At several times during our investigation, analysis, and drafting of the recapitalization plan, we asked ourselves how the clients got into this situation. Kevin, an operations guy, ultimately felt it was because they did not have the financial understanding themselves or expertise on their team. They needed someone to bring basic financial discipline into the decision process. They could have avoided the obvious problems of having fully paid-off properties while others were over leveraged with terrible interest rates and using the County as a bank despite the very high cost of this approach.

So without the objective, big-picture financial perspective, all of their hard work was precariously at risk. What would a financial expert have brought to the table for them?

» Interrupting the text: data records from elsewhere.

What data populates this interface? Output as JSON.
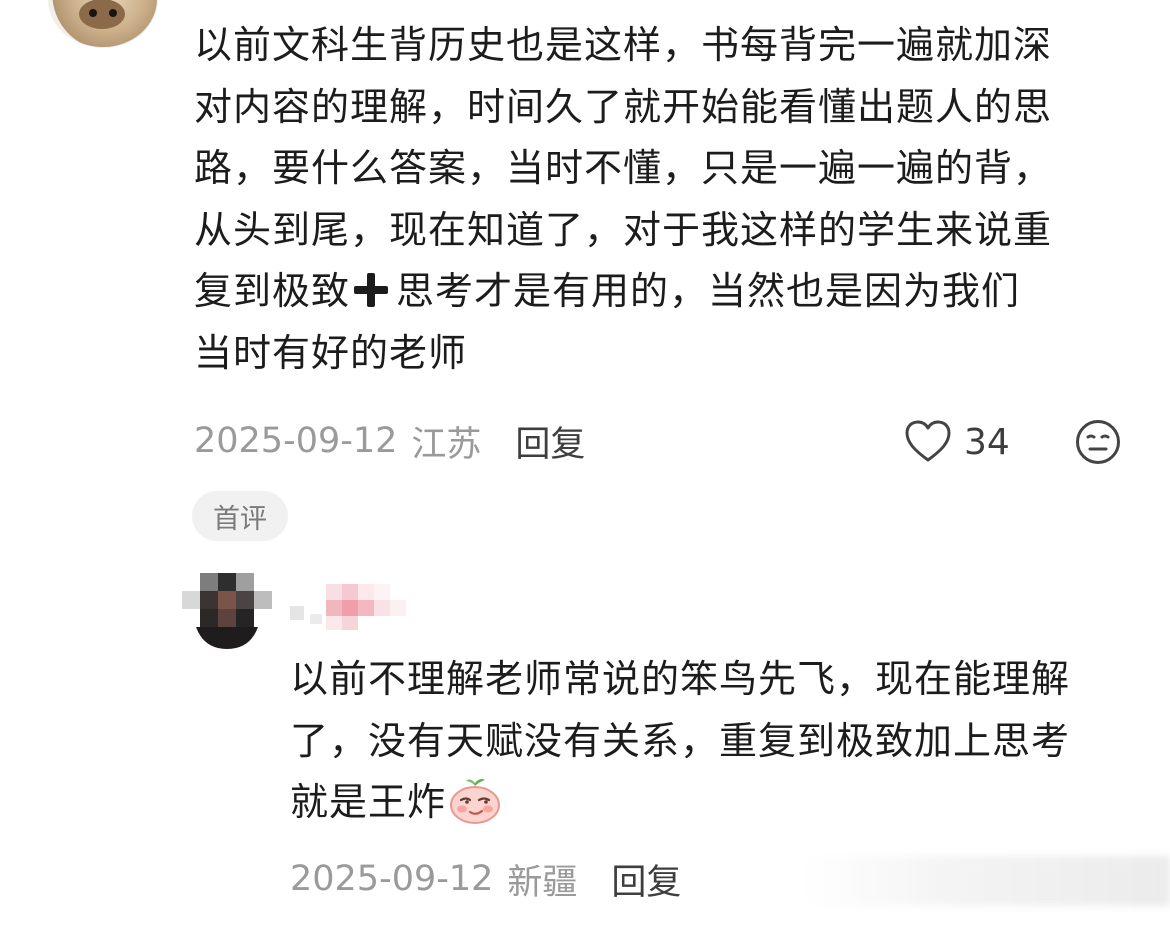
{
  "comment": {
    "lines": [
      "以前文科生背历史也是这样，书每背完一遍就加深",
      "对内容的理解，时间久了就开始能看懂出题人的思",
      "路，要什么答案，当时不懂，只是一遍一遍的背，",
      "从头到尾，现在知道了，对于我这样的学生来说重",
      "复到极致",
      "思考才是有用的，当然也是因为我们",
      "当时有好的老师"
    ],
    "plus_icon": "heavy-plus-emoji",
    "date": "2025-09-12",
    "location": "江苏",
    "reply_label": "回复",
    "likes": "34",
    "like_icon": "heart-outline-icon",
    "dislike_icon": "meh-face-icon",
    "tag": "首评"
  },
  "reply": {
    "lines": [
      "以前不理解老师常说的笨鸟先飞，现在能理解",
      "了，没有天赋没有关系，重复到极致加上思考",
      "就是王炸"
    ],
    "emoji": "smirking-peach-emoji",
    "date": "2025-09-12",
    "location": "新疆",
    "reply_label": "回复"
  }
}
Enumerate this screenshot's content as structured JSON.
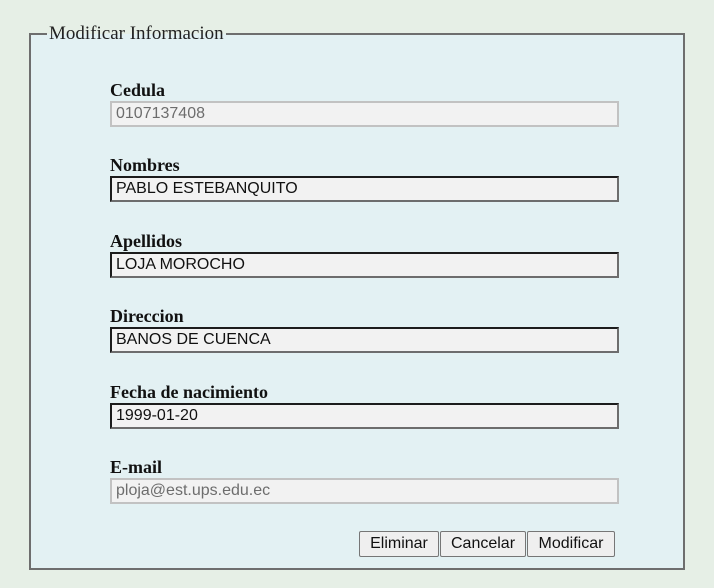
{
  "form": {
    "legend": "Modificar Informacion",
    "fields": [
      {
        "label": "Cedula",
        "value": "0107137408",
        "editable": false
      },
      {
        "label": "Nombres",
        "value": "PABLO ESTEBANQUITO",
        "editable": true
      },
      {
        "label": "Apellidos",
        "value": "LOJA MOROCHO",
        "editable": true
      },
      {
        "label": "Direccion",
        "value": "BANOS DE CUENCA",
        "editable": true
      },
      {
        "label": "Fecha de nacimiento",
        "value": "1999-01-20",
        "editable": true
      },
      {
        "label": "E-mail",
        "value": "ploja@est.ups.edu.ec",
        "editable": false
      }
    ],
    "buttons": {
      "delete": "Eliminar",
      "cancel": "Cancelar",
      "modify": "Modificar"
    }
  }
}
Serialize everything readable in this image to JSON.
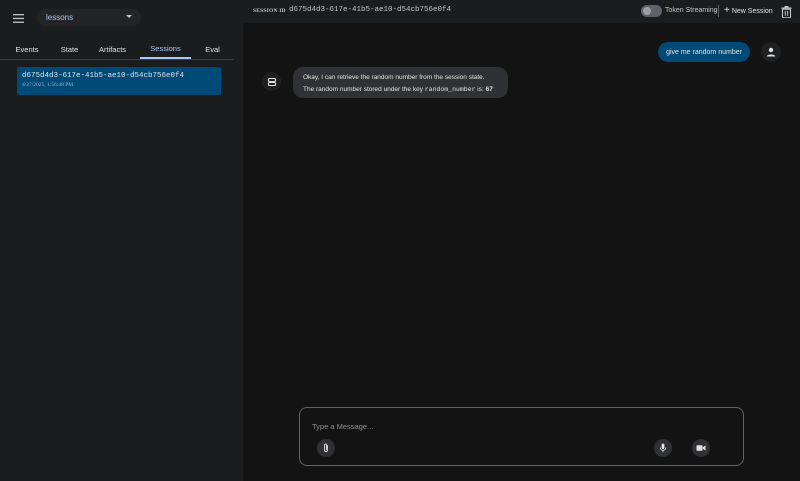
{
  "sidebar": {
    "app_name": "lessons",
    "tabs": [
      {
        "label": "Events"
      },
      {
        "label": "State"
      },
      {
        "label": "Artifacts"
      },
      {
        "label": "Sessions"
      },
      {
        "label": "Eval"
      }
    ],
    "active_tab": "Sessions",
    "sessions": [
      {
        "id": "d675d4d3-617e-41b5-ae10-d54cb756e0f4",
        "date": "4/27/2025, 1:56:48 PM"
      }
    ]
  },
  "topbar": {
    "session_label": "SESSION ID",
    "session_id": "d675d4d3-617e-41b5-ae10-d54cb756e0f4",
    "token_streaming_label": "Token Streaming",
    "token_streaming_on": false,
    "new_session_label": "New Session"
  },
  "chat": {
    "user_message": "give me random number",
    "bot_line1": "Okay, I can retrieve the random number from the session state.",
    "bot_line2_prefix": "The random number stored under the key ",
    "bot_key": "random_number",
    "bot_line2_mid": " is: ",
    "bot_value": "67"
  },
  "input": {
    "placeholder": "Type a Message..."
  },
  "icons": {
    "menu": "menu-icon",
    "trash": "trash-icon",
    "user": "person-icon",
    "bot": "bot-icon",
    "attach": "attach-icon",
    "mic": "mic-icon",
    "video": "video-icon"
  },
  "colors": {
    "accent": "#a8c7fa",
    "selected_bg": "#004a77",
    "bubble_bg": "#303134"
  }
}
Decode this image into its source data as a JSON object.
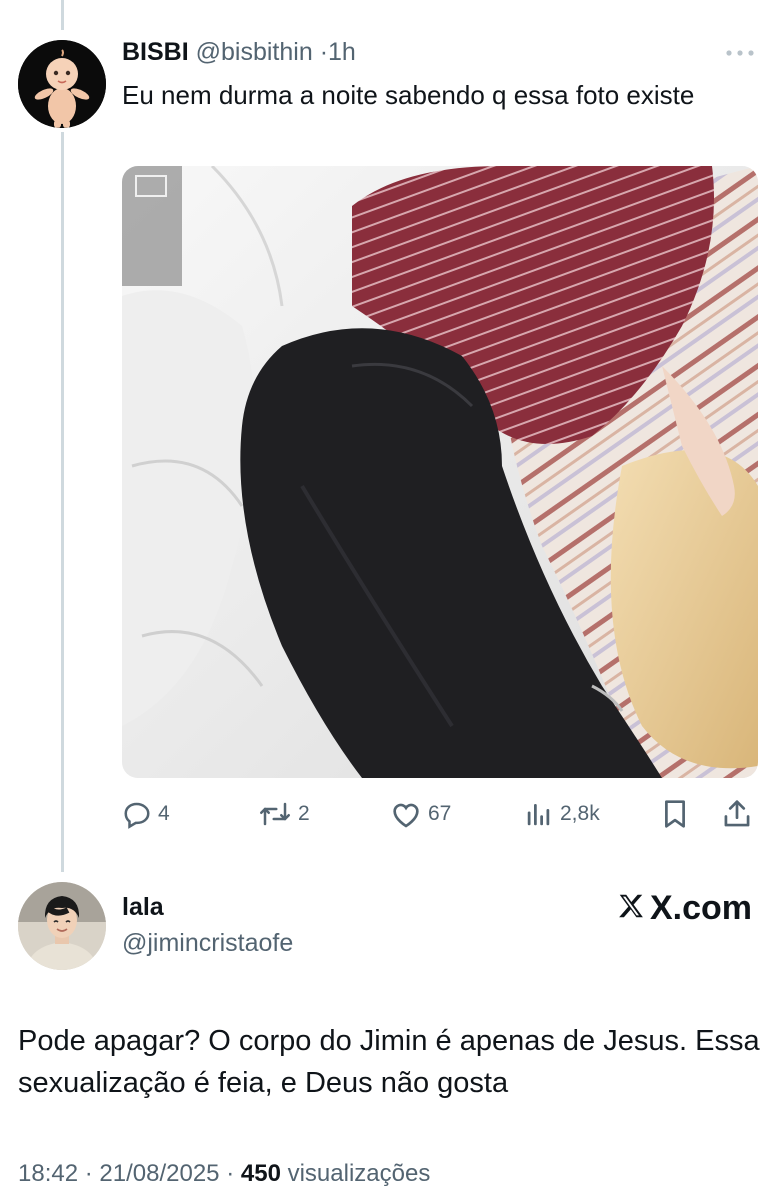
{
  "quoted_tweet": {
    "author_name": "BISBI",
    "handle": "@bisbithin",
    "separator": "·",
    "time": "1h",
    "text": "Eu nem durma a noite sabendo q essa foto existe",
    "actions": {
      "replies": "4",
      "reposts": "2",
      "likes": "67",
      "views": "2,8k"
    }
  },
  "reply": {
    "author_name": "lala",
    "handle": "@jimincristaofe",
    "brand": "X.com",
    "text": "Pode apagar? O corpo do Jimin é apenas de Jesus. Essa sexualização é feia, e Deus não gosta",
    "time": "18:42",
    "date": "21/08/2025",
    "separator": "·",
    "view_count": "450",
    "view_label": "visualizações"
  },
  "colors": {
    "text_primary": "#0f1419",
    "text_secondary": "#536471",
    "thread_line": "#cfd9de",
    "shirt": "#8a2e3c",
    "jeans": "#1f1f22"
  },
  "icons": [
    "more-icon",
    "reply-icon",
    "repost-icon",
    "like-icon",
    "views-icon",
    "bookmark-icon",
    "share-icon",
    "x-logo-icon"
  ]
}
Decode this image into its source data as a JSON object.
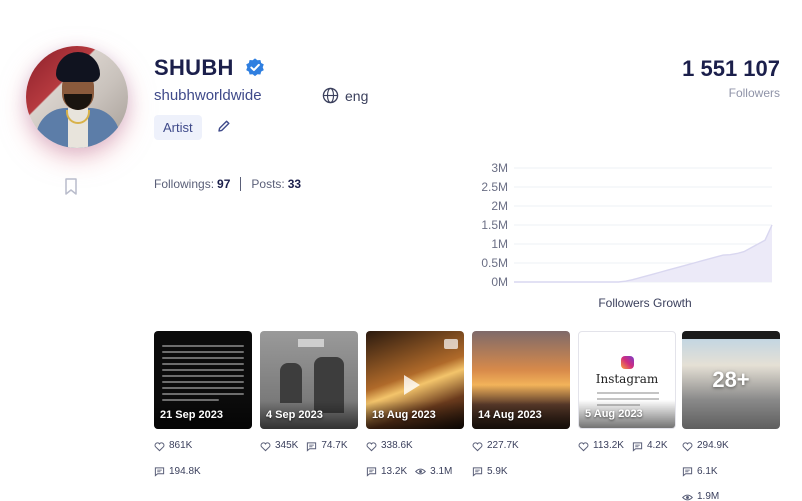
{
  "profile": {
    "name": "SHUBH",
    "handle": "shubhworldwide",
    "language": "eng",
    "category": "Artist",
    "followers_count": "1 551 107",
    "followers_label": "Followers"
  },
  "stats": {
    "followings_label": "Followings:",
    "followings_value": "97",
    "posts_label": "Posts:",
    "posts_value": "33"
  },
  "chart_data": {
    "type": "area",
    "title": "",
    "xlabel": "Followers Growth",
    "ylabel": "",
    "y_ticks": [
      "3M",
      "2.5M",
      "2M",
      "1.5M",
      "1M",
      "0.5M",
      "0M"
    ],
    "ylim": [
      0,
      3000000
    ],
    "series": [
      {
        "values": [
          0,
          0,
          0,
          0,
          0,
          0,
          0,
          0,
          0,
          0,
          0,
          0,
          0,
          0,
          0,
          0,
          20000,
          60000,
          110000,
          160000,
          210000,
          260000,
          310000,
          360000,
          410000,
          460000,
          510000,
          560000,
          610000,
          660000,
          710000,
          720000,
          750000,
          800000,
          900000,
          1000000,
          1100000,
          1500000
        ]
      }
    ]
  },
  "posts": [
    {
      "date": "21 Sep 2023",
      "likes": "861K",
      "comments": "194.8K",
      "views": ""
    },
    {
      "date": "4 Sep 2023",
      "likes": "345K",
      "comments": "74.7K",
      "views": ""
    },
    {
      "date": "18 Aug 2023",
      "likes": "338.6K",
      "comments": "13.2K",
      "views": "3.1M"
    },
    {
      "date": "14 Aug 2023",
      "likes": "227.7K",
      "comments": "5.9K",
      "views": ""
    },
    {
      "date": "5 Aug 2023",
      "likes": "113.2K",
      "comments": "4.2K",
      "views": ""
    },
    {
      "date": "",
      "likes": "294.9K",
      "comments": "6.1K",
      "views": "1.9M",
      "overlay": "28+"
    }
  ],
  "thumb_text": {
    "instagram": "Instagram"
  },
  "colors": {
    "brand": "#1b1f4b",
    "accent": "#3f4a8a",
    "verified": "#2f7fe0",
    "chart_fill": "#eceaf8"
  },
  "icons": {
    "verified": "verified-badge-icon",
    "globe": "globe-icon",
    "edit": "pencil-icon",
    "bookmark": "bookmark-icon",
    "like": "heart-icon",
    "comment": "comment-icon",
    "view": "eye-icon"
  }
}
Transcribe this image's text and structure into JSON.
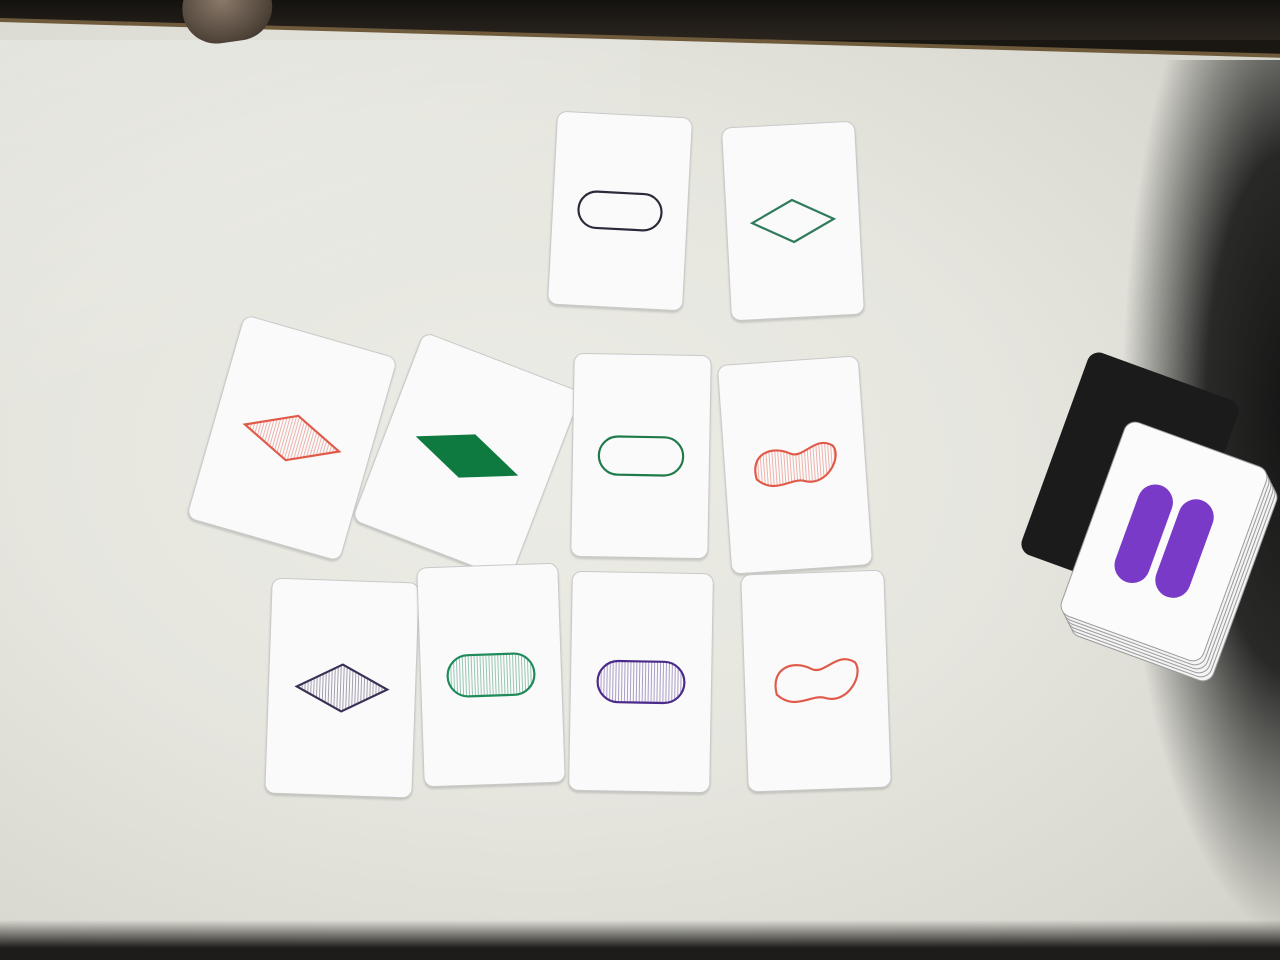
{
  "scene": {
    "description_free": true
  },
  "cards": [
    {
      "id": "card-1",
      "shape": "oval",
      "color": "#2a2a3a",
      "shading": "open",
      "count": 1
    },
    {
      "id": "card-2",
      "shape": "diamond",
      "color": "#2f7a5a",
      "shading": "open",
      "count": 1
    },
    {
      "id": "card-3",
      "shape": "diamond",
      "color": "#e05a4a",
      "shading": "striped",
      "count": 1
    },
    {
      "id": "card-4",
      "shape": "diamond",
      "color": "#0f7a3f",
      "shading": "solid",
      "count": 1
    },
    {
      "id": "card-5",
      "shape": "oval",
      "color": "#1f7a4a",
      "shading": "open",
      "count": 1
    },
    {
      "id": "card-6",
      "shape": "squiggle",
      "color": "#e05a4a",
      "shading": "striped",
      "count": 1
    },
    {
      "id": "card-7",
      "shape": "diamond",
      "color": "#3a2f55",
      "shading": "striped",
      "count": 1
    },
    {
      "id": "card-8",
      "shape": "oval",
      "color": "#1f8a5a",
      "shading": "striped",
      "count": 1
    },
    {
      "id": "card-9",
      "shape": "oval",
      "color": "#4a2a8a",
      "shading": "striped",
      "count": 1
    },
    {
      "id": "card-10",
      "shape": "squiggle",
      "color": "#e05a4a",
      "shading": "open",
      "count": 1
    }
  ],
  "deck": {
    "top_card": {
      "shape": "oval",
      "color": "#7a3ac8",
      "shading": "solid",
      "count": 2
    }
  }
}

  • Objective view point. What do the facts say? Does the plan make logical sense? In my client’s case, they were emotionally invested in the properties and unskilled at assessing the financial impacts of the choices they were making (or deferring). Several properties were inherited from a parent, so the emotional connection was high, complicated by the surviving spouse retaining co-ownership and co-control of many parcels. To rationalize the group of assets and liabilities, part of the solution was to sell some properties. That simple idea had not crossed their minds. In their mind you only buy and hold regardless of what the market is doing and actual financial performance.
  • Structure and Discipline. This includes the timely preparation of reliable financial statements, confirmation that the firm has all necessary permits and licenses, and proper execution of all documents. After reviewing some basic title information Kevin and I easily obtained from a title insurance company, we discovered that title to one of the properties was not in the name of the client, but the seller. This was news to the client. This lack of attention to basic property ownership documentation put them in a situation of confusion about ownership and control, and therefore clouded the possible paths forward for improving the performance of the portfolio.
  • In a family situation, the added problem is that there are people benefiting from or taking on liabilities out of alignment with their actual interests. It doesn’t make for a happy Thanksgiving get-together when things are very out of whack. A financial expert knows the importance of using good information and factual situations to provide a foundation for fairness and equitable management of the assets.
  • Risk analysis and mitigation.  Beyond insurance, this includes thinking through a plan and looking at alternative (perhaps less positive) outcomes. Have we thought of everything? What if it doesn’t work? What’s our back up plan? What are the governance issues between generations, beneficiaries, and if a controlling person starts exhibiting dementia?
  • The numbers. Our client had never prepared a comprehensive analysis of their portfolio’s performance. In all honesty, they didn’t need a spreadsheet to tell them they were losing money. But once we showed them that their portfolio was only producing a return of less than 2%, they were shocked. Yet, the portfolio had a substantial amount of equity – just very poorly allocated.
  • Capital market perspective. Almost all real estate investment involves the use of outside money, either equity or debt. A good finance person will know what kinds of capital are available for different situations. In my client’s case, their properties had a combination of high-interest debt, market-rate debt, and no debt. I was able to look at the mix of assets and debt and craft a plan to refinance several, leverage a couple, and sell a few. The end result will be a capital structure better suited to the goals of the portfolio with a substantially increased cash flow.

Our plan was designed so when completed, the portfolio will generate more cash and the couple will be managing fewer units. The annual return will jump from less than 2% to over 5%, with greater stability and sustainability, and there will be lower risk overall from more rational debt on the properties.